I'm wondering if anyone here does embedded audio synthesis. Is a Teensy the way to go?

I highly recommend Axoloti. It has all the connectors ready to go, is easily expandable to write custom code but has all the boilerplate stuff and basic objects, so you can get creativity quickly without having to write and debug an envelope generator and filter, etc.

Or if you want to start from a lower-level: Teensy 4.0 is amazingly fast. Teensy 3.6 will suffice. Nucleo STMH734ZI2 is great, too. Nucleo STM32L476RG is not as fast, but good enough for single voice synthesis or basic guitar effects. STM32 Discovery still holds up well.

If you want to poke around and have fun, Bela [1] is pretty good way to get started. It's got a prebuilt framework where you can just push a piece of c(++) that gets to run in a xenomai real time audio thread with predigested signals from all the peripherals.

[1] https://bela.io/

I second the Beta. It's been a real pleasure to work with.

Unequivocally yes. Most of the problems mentioned in the article simply do not apply to the single threaded, and (almost) deterministic nature of microcontrollers. The Teensy 4.0 clocks at 600Mhz with a true double precision FPU. This affords a very comfortable budget for DSP, even at single sample update rates.

Having this allows for straightforward code, not always relying on ARM intrisics - which I personally find much more enjoyable to write, and especially so to read.

The Teensy audio library is already fully featured, well developed, and the community is active. Now with the Teensy 4.0, I expect that to only improve.

It DOES apply to a certain extent, and can produce a whole different set of headaches.

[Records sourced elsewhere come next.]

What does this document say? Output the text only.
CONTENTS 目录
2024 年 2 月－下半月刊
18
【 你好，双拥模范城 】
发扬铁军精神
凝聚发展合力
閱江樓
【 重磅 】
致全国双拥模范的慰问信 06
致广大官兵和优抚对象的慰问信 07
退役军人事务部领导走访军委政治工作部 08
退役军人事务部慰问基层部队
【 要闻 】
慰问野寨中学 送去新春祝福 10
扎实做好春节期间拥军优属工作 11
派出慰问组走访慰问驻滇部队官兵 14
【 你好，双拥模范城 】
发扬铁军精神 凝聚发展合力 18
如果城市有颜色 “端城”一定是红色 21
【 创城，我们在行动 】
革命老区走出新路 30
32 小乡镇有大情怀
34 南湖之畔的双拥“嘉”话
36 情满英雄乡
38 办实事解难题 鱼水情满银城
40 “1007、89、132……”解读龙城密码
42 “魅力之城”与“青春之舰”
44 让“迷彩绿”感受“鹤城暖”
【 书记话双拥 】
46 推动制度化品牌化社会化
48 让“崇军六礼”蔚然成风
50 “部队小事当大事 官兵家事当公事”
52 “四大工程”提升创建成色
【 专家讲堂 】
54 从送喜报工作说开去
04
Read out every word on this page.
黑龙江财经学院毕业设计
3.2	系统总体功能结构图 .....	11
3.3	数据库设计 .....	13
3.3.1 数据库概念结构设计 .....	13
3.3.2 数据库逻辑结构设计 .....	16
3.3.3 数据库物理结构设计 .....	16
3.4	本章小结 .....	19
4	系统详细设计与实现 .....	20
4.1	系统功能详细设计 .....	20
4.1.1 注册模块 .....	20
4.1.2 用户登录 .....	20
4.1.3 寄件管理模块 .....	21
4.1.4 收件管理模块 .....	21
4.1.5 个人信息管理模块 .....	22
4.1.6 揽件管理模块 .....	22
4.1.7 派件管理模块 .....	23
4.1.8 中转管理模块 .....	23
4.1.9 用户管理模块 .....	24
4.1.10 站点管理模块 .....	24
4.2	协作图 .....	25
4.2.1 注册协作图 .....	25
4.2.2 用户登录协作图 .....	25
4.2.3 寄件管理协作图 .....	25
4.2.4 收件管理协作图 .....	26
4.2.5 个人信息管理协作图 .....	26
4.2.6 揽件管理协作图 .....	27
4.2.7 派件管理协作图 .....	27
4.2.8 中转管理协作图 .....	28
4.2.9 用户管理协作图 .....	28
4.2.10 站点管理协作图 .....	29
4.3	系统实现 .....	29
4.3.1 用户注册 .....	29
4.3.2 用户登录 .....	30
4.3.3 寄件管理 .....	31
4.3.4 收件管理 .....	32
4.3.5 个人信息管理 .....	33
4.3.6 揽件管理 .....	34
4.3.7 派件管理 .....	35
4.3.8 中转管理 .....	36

Instead of having "threads" you have the main program loop and the interrupt that sends audio (mostly through I2S, interrupt triggered when the I2S buffer is empty). When the interrupt hits you better have a buffer ready to be sent, otherwise it will click. Of course, the interrupt handler has to do just that (set a DMA transfer to send audio).

All that in sync with: capturing audio, reading from SD or storage, mixing, changing volume, applying effects, etc. Together with whatever the MCU has to do like reading buttons, communicating with other devices and dealing with a bunch of other interrupts. It's not always deterministic.

If the MCU has to do a lot of audio processing in-between audio interrupts, a big buffer (not always available) can be the solution at the cost of latency. If a smaller buffer is used instead, then the MCU executes the audio interrupt very frequently and the main program barely executes...

... lots of headaches.

I started off with a Teensy3.2, it was definitely nice. I really don't enjoy all the wiring and actual physical side of it though. So now I mostly reprogram eurorack modules. Not nearly as cheap, but some modules from 4MS or Mutable Instruments (among others) are fully open source along with the bootloader and unit testing system.

For example I reprogram my DLD a lot.


If you're looking at tiny boards, then I'd check out the ESP32 based boards right now. Cheaper. Personally, I think the R-pi Zero is quite attractive due to its lower barrier of entry.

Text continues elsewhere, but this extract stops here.